疣取木、水蝋樹 シソ目/モクセイ科/イボタノキ属 花期/5月中旬~6月上旬 結実期/11月~12月
自生種
イボタノキ 横浜市戸塚区・舞岡公園 2017/05/16
明るい山野に生える落葉低木で、雌雄同株(しゆうどうしゅ)。湘南・鎌倉・三浦半島ではどうもあまり見かけた記憶がないのだが、あちこちに生えているどうということのない普通種という。開花時期に天園などのハイキングコースを歩けばたくさん出会えるかも。
葉は、主脈一本くっきり凹む。
イボタノキの葉 横浜市栄区・横浜自然観察の森 2018/08/02
近くには幼虫がイボタノキを食草とするウラゴマダラシジミがちらちら飛んでいるかもしれない。

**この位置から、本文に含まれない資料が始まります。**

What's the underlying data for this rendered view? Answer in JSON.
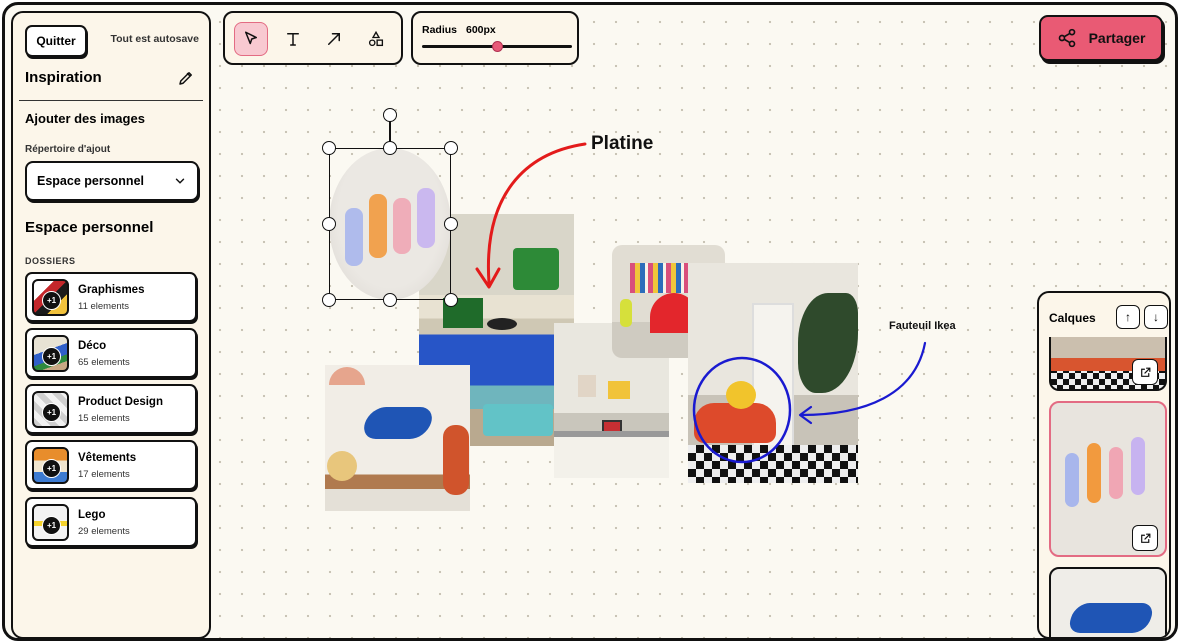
{
  "sidebar": {
    "quit_label": "Quitter",
    "autosave_label": "Tout est autosave",
    "board_title": "Inspiration",
    "add_images_label": "Ajouter des images",
    "directory_label": "Répertoire d'ajout",
    "directory_value": "Espace personnel",
    "space_title": "Espace personnel",
    "folders_label": "DOSSIERS",
    "folders": [
      {
        "name": "Graphismes",
        "count": "11 elements",
        "badge": "+1"
      },
      {
        "name": "Déco",
        "count": "65 elements",
        "badge": "+1"
      },
      {
        "name": "Product Design",
        "count": "15 elements",
        "badge": "+1"
      },
      {
        "name": "Vêtements",
        "count": "17 elements",
        "badge": "+1"
      },
      {
        "name": "Lego",
        "count": "29 elements",
        "badge": "+1"
      }
    ]
  },
  "toolbar": {
    "tools": [
      "cursor-icon",
      "text-icon",
      "arrow-icon",
      "shapes-icon"
    ],
    "active_tool": "cursor-icon"
  },
  "radius": {
    "label": "Radius",
    "value": "600px",
    "slider_fraction": 0.5
  },
  "share": {
    "label": "Partager"
  },
  "layers": {
    "title": "Calques",
    "up_label": "↑",
    "down_label": "↓"
  },
  "canvas": {
    "annotation_platine": "Platine",
    "annotation_fauteuil": "Fauteuil Ikea"
  },
  "colors": {
    "accent_pink": "#e95a74",
    "panel_bg": "#fcf6ea",
    "annotation_red": "#e31b1b",
    "annotation_blue": "#1a1ad0"
  }
}
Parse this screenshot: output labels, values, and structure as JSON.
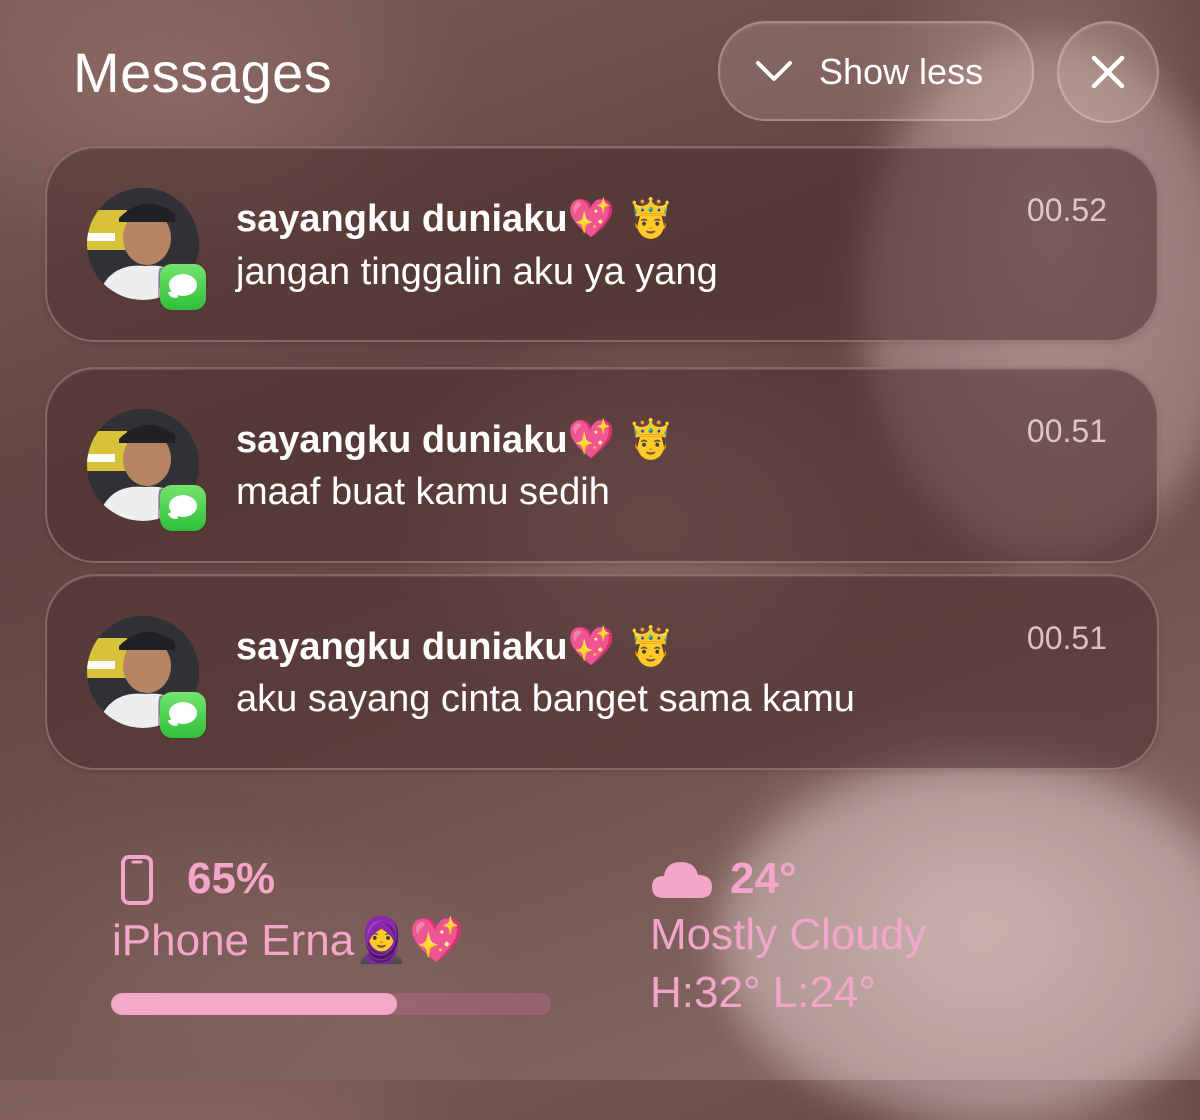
{
  "header": {
    "title": "Messages",
    "show_less_label": "Show less"
  },
  "notifications": [
    {
      "sender": "sayangku duniaku",
      "sender_emoji": "💖 🤴",
      "message": "jangan tinggalin aku ya yang",
      "time": "00.52",
      "app_icon": "messages-app-icon"
    },
    {
      "sender": "sayangku duniaku",
      "sender_emoji": "💖 🤴",
      "message": "maaf buat kamu sedih",
      "time": "00.51",
      "app_icon": "messages-app-icon"
    },
    {
      "sender": "sayangku duniaku",
      "sender_emoji": "💖 🤴",
      "message": "aku sayang cinta banget sama kamu",
      "time": "00.51",
      "app_icon": "messages-app-icon"
    }
  ],
  "battery_widget": {
    "percent_text": "65%",
    "level": 0.65,
    "device_name": "iPhone Erna",
    "device_emoji": "🧕💖",
    "icon": "phone-outline-icon"
  },
  "weather_widget": {
    "temperature": "24°",
    "condition": "Mostly Cloudy",
    "high_low": "H:32° L:24°",
    "icon": "cloud-icon"
  },
  "colors": {
    "widget_pink": "#f3a6c9",
    "badge_green": "#2fbf3a",
    "text_white": "#ffffff"
  }
}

イボタノキの、メギと見間違えそうになる生え方をした結実期の葉 横浜市栄区・横浜自然観察の森 2018/11/15
イボタノキの花
近縁種のネズミモチ(鼠黐)の花を思わせるきれいな白色。
イボタノキ 藤沢市・長久保公園 2017/05/15
イボタノキ 藤沢市・長久保公園 2017/05/15
同系統の花を咲かせるものに、ミヤマイボタ(深山水蝋)、ミウライボタ(三浦水蝋)、オカイボタ(丘水蝋)、オオバイボタ(大葉水蝋)があり見分けが極めて厄介。ミヤマイボタは山地に分布し、神奈川県内では丹沢や箱根にのみあり。他は湘南・鎌倉・三浦半島にも自生。ミウライボタはミヤマイボタの低丘陵型変種。オオバイボタの内陸型変種がオカイボタで、オオバイボタは海辺に生える海岸型。
なお雄蕊が花冠から長く突き出て明らかに花糸(かし)まで露出しているならネズミモチかトウネズミモチ(唐鼠黐)の花だろう。
イボタノキの実
緑色から暗い紺色に熟す。が、肉眼ではほぼ黒色に見える。
イボタノキの若い実 横浜市栄区・横浜自然観察の森 2018/08/02
イボタノキの若い実 横浜市栄区・横浜自然観察の森 2018/08/02
イボタノキの実 横浜市栄区・横浜自然観察の森 2018/11/15
イボタノキの実 横浜市栄区・横浜自然観察の森 2018/11/15
横浜市栄区・横浜自然観察の森(モンキチョウの広場)、横浜市港北区・#新横浜公園(中央広場周辺の生垣にセイヨウイボタ、5月15日頃?)、横浜市戸塚区・舞岡公園
三浦アルプス、江の島・龍野ヶ岡自然の森(オオバイボタ)
#浄光明寺、#長久保公園、清水谷
相模原市南区・#相模原公園(グリーンハウスとフランス式庭園の間にシルバープリベット)
>明るい山野に生える落葉低木で、中略、あちこちに生えているどうということのない普通種という。
>近くには幼虫がイボタノキを食草とするウラゴマダラシジミが…
>イボタノキの花:近縁種のネズミモチ(鼠黐)の花を思わせるきれいな白色。
>イボタノキの実:緑色から暗い紺色に熟す。が、肉眼ではほぼ黒色に見える。
いつもながら、的確で明快な「解説」に感心させられます。
イボタノキは、
かくいう我家にもボコボコと出現します。
当初、何なのかが分からず、地域の人や造園業者に尋ねても「ザクロに似ているけど…」程度の回答だった。
物珍しさから、一本だけ残して様子を見ることにした。
初夏、ライラックを小振りにしたような花を付け、ギンモクセイのような良い芳香もある。
成長が遅く、コンパクトにまとまっているので、庭木として残すことにした。
それから数年、園芸種ではないため「花付きは疎らで、花も短命」で、邪魔な存在に感じて抜いてしまった。
今でも、ヒヨドリが止まる枝下には「イボタノキを始め、サンショウ、イヌツゲ、ヤブラン、ジャノヒゲ属、など」がボコボコと生えだしてくる。その実は、さながら「正露丸」のように黒く小さく目立たないが、ヒヨドリにとってはご馳走らしく、いち早く無くなってしまう。(いつまでも残るのは、美しいナンテンの実。美しくもない「黒い実のものは、大概に人気」なので美味しいのかな)
ウラゴマダラシジミが好むのならば、また「一本」ぐらいは残そうかな。